The culmination of an over four year effort between the Azure, Windows, Microsoft Research, and Developer Tools teams in Redmond, as well as Intel, the software and hardware tool set referred to as Azure confidential computing seeks to alleviate the concerns of those who've yet to move their data to the cloud, for fear of breaches.

Azure confidential computing can also protect Microsoft too. Confidential computing platform is aimed at reassuring customers that their data will be protected from hacking, spying, and secret warrants & subpoenas. Those companies were storing the data on their own networks rather than with the big cloud providers such as Microsoft, Alphabet Inc.'s Google and market leader Amazon.com Inc.

Confidential computing ensures that when data is "in the clear", which is required for efficient processing, the data is protected inside a Trusted Execution Environment (TEE - also known as an enclave), an example of which is shown in the figure below. Even in case of an attack, and even if the hacker gains access to the main VM, the data inside the VSM TEE will still remain out of reach.
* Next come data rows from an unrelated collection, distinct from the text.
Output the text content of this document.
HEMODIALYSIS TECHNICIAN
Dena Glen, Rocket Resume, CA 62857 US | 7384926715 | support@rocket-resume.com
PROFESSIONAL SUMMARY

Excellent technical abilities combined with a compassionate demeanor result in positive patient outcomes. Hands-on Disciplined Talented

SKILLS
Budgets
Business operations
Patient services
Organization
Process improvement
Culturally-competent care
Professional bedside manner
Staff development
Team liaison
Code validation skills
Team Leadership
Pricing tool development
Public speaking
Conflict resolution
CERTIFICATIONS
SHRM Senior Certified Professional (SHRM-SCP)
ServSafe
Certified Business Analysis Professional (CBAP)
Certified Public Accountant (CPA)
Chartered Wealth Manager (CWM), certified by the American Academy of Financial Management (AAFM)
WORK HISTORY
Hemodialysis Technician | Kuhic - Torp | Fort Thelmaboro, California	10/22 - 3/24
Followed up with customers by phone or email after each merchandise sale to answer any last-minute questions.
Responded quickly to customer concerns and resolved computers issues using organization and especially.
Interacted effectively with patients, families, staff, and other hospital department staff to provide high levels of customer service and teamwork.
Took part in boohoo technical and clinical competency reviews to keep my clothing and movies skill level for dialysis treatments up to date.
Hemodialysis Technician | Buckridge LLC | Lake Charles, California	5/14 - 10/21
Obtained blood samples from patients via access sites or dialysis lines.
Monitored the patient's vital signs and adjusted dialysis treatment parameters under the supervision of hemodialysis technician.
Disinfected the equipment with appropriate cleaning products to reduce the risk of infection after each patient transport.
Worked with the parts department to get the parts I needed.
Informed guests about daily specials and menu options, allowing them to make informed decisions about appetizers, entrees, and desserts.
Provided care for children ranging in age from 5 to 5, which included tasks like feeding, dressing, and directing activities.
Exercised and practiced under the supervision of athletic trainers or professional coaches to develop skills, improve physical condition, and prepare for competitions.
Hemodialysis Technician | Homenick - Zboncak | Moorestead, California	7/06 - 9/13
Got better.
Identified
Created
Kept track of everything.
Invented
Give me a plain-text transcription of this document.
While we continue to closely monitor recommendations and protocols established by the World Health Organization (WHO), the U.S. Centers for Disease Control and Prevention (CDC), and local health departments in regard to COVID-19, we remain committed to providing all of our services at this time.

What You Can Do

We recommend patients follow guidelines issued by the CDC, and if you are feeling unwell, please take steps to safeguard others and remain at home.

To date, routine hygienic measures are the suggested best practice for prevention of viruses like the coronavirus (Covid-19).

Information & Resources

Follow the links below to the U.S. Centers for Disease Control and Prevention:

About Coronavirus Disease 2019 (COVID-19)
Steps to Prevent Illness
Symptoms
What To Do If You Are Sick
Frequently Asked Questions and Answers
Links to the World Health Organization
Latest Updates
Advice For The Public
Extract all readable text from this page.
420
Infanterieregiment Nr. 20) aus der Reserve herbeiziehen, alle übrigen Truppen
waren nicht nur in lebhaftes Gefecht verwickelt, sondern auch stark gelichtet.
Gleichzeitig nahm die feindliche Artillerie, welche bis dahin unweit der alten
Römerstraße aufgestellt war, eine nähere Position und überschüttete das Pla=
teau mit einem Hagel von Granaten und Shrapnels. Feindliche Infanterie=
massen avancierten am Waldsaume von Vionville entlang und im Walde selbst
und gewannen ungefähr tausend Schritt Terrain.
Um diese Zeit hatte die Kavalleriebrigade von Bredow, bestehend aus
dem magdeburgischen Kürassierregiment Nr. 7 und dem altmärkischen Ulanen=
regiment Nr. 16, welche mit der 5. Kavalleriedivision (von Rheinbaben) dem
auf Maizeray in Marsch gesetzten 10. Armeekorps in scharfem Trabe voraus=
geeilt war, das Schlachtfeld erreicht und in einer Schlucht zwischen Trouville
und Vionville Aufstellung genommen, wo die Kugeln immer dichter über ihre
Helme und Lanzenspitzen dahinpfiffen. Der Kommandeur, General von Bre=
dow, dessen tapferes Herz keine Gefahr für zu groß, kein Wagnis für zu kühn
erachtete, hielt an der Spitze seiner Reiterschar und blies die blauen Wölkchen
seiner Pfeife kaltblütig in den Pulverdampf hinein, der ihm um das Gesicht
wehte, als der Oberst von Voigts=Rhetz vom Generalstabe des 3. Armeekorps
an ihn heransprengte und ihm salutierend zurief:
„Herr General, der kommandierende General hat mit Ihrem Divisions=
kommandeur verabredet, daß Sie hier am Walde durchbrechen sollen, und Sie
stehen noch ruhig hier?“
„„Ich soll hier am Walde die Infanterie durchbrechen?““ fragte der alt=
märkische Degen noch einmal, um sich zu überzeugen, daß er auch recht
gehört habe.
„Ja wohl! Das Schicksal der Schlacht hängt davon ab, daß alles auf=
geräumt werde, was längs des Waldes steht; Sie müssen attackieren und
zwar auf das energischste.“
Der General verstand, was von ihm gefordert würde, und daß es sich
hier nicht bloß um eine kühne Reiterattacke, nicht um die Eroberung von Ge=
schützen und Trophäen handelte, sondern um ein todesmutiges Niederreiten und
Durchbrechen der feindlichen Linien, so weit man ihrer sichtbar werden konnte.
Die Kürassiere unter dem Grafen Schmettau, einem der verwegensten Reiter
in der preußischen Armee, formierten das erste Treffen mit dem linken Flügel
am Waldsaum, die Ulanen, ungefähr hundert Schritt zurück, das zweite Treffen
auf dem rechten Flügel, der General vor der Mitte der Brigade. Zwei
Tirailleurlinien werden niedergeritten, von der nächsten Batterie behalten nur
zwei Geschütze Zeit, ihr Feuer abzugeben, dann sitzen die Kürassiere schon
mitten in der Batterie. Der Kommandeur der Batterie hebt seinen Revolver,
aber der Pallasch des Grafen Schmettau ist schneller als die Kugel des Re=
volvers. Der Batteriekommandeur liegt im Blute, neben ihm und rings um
Azure Confidential Computing blocks operations triggered by code that is altered or tampered with, shutting down the entire TEE for good measure.

Regarding Trusted Execution Environments (TEEs), these are created on the platform in such a way as to allow developers to use their existing code, without the need to make any changes.

There will be two modes to the feature - one built on virtual machines, and the other using Software Guard Extensions (SGX). An attacker would have to compromise Hyper-V itself to break through this isolation. Intel unveiled this sort of data-enclave capability for desktop machines in 2015, but had not planned to offer it for the servers that underpin cloud networks for several years.

The new service also means that Microsoft won't have the capability to turn over unencrypted data in response to government warrants and subpoenas without customer involvement, an issue at the heart of a current Microsoft lawsuit against the USA government fighting the requirement to turn over client data, sometimes without the customer's knowledge. We're working with Intel and other hardware and software partners to develop additional TEEs and will support them as they become available.